[The Ruins by C. F. Volney]@TWC D-Link book
The Ruins

CHAPTER XII
8/19

Suppose two Mahometans to meet on a journey, and to accost each other with brotherly affection: the hour of prayer arrives; one begins his ablution at his fingers, the other at the elbow, and instantly they are mortal enemies.

O sublime importance of religious opinions! O profound philosophy of the authors of them! Children of nature, how long will you walk in the paths of ignorance?
how long will you mistake the true principles of morality and religion?
Come and learn its lessons from nations truly pious and learned, in civilized countries.
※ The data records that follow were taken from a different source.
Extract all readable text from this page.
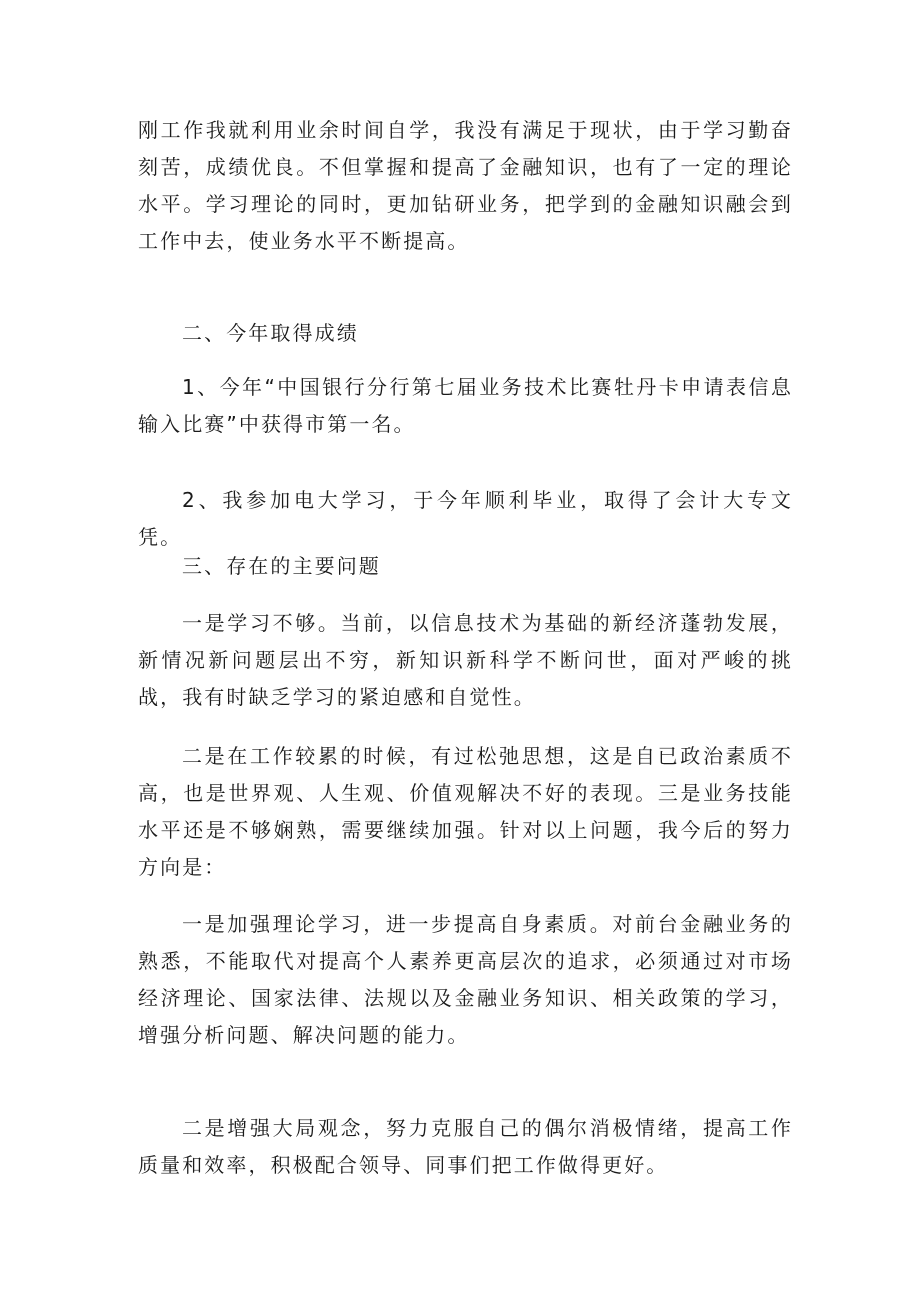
刚工作我就利用业余时间自学，我没有满足于现状，由于学习勤奋刻苦，成绩优良。不但掌握和提高了金融知识，也有了一定的理论水平。学习理论的同时，更加钻研业务，把学到的金融知识融会到工作中去，使业务水平不断提高。

二、今年取得成绩

1、今年“中国银行分行第七届业务技术比赛牡丹卡申请表信息输入比赛”中获得市第一名。

2、我参加电大学习，于今年顺利毕业，取得了会计大专文凭。

三、存在的主要问题

一是学习不够。当前，以信息技术为基础的新经济蓬勃发展，新情况新问题层出不穷，新知识新科学不断问世，面对严峻的挑战，我有时缺乏学习的紧迫感和自觉性。

二是在工作较累的时候，有过松弛思想，这是自已政治素质不高，也是世界观、人生观、价值观解决不好的表现。三是业务技能水平还是不够娴熟，需要继续加强。针对以上问题，我今后的努力方向是：

一是加强理论学习，进一步提高自身素质。对前台金融业务的熟悉，不能取代对提高个人素养更高层次的追求，必须通过对市场经济理论、国家法律、法规以及金融业务知识、相关政策的学习，增强分析问题、解决问题的能力。

二是增强大局观念，努力克服自己的偶尔消极情绪，提高工作质量和效率，积极配合领导、同事们把工作做得更好。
They will inform you how, to gratify God, you must in certain months of the year, languish the whole day with hunger and thirst; how you may shed your neighbor's blood, and purify yourself from it by professions of faith and methodical ablutions; how you may steal his property and be absolved on sharing it with certain persons, who devote themselves to its consumption.
Sovereign and invisible power of the universe! mysterious mover of nature! universal soul of beings! thou who art unknown, yet revered by mortals under so many names! being incomprehensible and infinite! God, who in the immensity of the heavens directest the movement of worlds, and peoplest the abyss of space with millions of suns! say what do these human insects, which my sight no longer discerns on the earth, appear in thy eyes?
To thee, who art guiding stars in their orbits, what are those wormlings writhing themselves in the dust?
Of what import to thy immensity, their distinctions of parties and sects?
And of what concern the subtleties with which their folly torments itself?
And you, credulous men, show me the effect of your practices! In so many centuries, during which you have been following or altering them, what changes have your prescriptions wrought in the laws of nature?
Is the sun brighter?
Is the course of the seasons varied?
Is the earth more fruitful, or its inhabitants more happy?
If God be good, can your penances please him?
If infinite, can your homage add to his glory?
If his decrees have been formed on foresight of every circumstance, can your prayers change them?
Answer, O inconsistent mortals! Ye conquerors of the earth, who pretend you serve God! doth he need your aid?
If he wishes to punish, hath he not earthquakes, volcanoes, and thunder?
And cannot a merciful God correct without extermination?
Ye Mussulmans, if God chastiseth you for violating the five precepts, how hath he raised up the Franks who ridicule them?
If he governeth the earth by the Koran, by what did he govern it before the days of the prophet, when it was covered with so many nations who drank wine, ate pork, and went not to Mecca, whom he nevertheless permitted to raise powerful empires?
How did he judge the Sabeans of Nineveh and of Babylon; the Persian, worshipper of fire; the Greek and Roman idolators; the ancient kingdoms of the Nile; and your own ancestors, the Arabians and Tartars?
How doth he yet judge so many nations who deny, or know not your worship--the numerous castes of Indians, the vast empire of the Chinese, the sable race of Africa, the islanders of the ocean, the tribes of America?
Presumptuous and ignorant men, who arrogate the earth to yourselves! if God were to gather all the generations past and present, what would be, in their ocean, the sects calling themselves universal, of Christians and Mussulmans?
What would be the judgments of his equal and common justice over the real universality of mankind?
Therein it is that your knowledge loseth itself in incoherent systems; it is there that truth shines with evidence; and there are manifested the powerful and simple laws of nature and reason--laws of a common and general mover--of a God impartial and just, who sheds rain on a country without asking who is its prophet; who causeth his sun to shine alike on all the races of men, on the white as on the black, on the Jew, on the Mussulman, the Christian, and the Idolater; who reareth the harvest wherever cultivated with diligence; who multiplieth every nation where industry and order prevaileth; who prospereth every empire where justice is practised, where the powerful are restrained, and the poor protected by the laws; where the weak live in safety, and all enjoy the rights given by nature and a compact formed in justice.
These are the principles by which people are judged! this the true religion which regulates the destiny of empires, and which, O Ottomans, hath governed yours! Interrogate your ancestors, ask of them by what means they rose to greatness; when few, poor and idolaters, they came from the deserts of Tartary and encamped in these fertile countries; ask if it was by Islamism, till then unknown to them, that they conquered the Greeks and the Arabs, or was it by their courage, their prudence, moderation, spirit of union--the true powers of the social state?
Then the Sultan himself dispensed justice, and maintained discipline.

The prevaricating judge, the extortionate governor, were punished, and the multitude lived at ease.

The cultivator was protected from the rapine of the janissary, and the fields prospered; the highways were safe, and commerce caused abundance.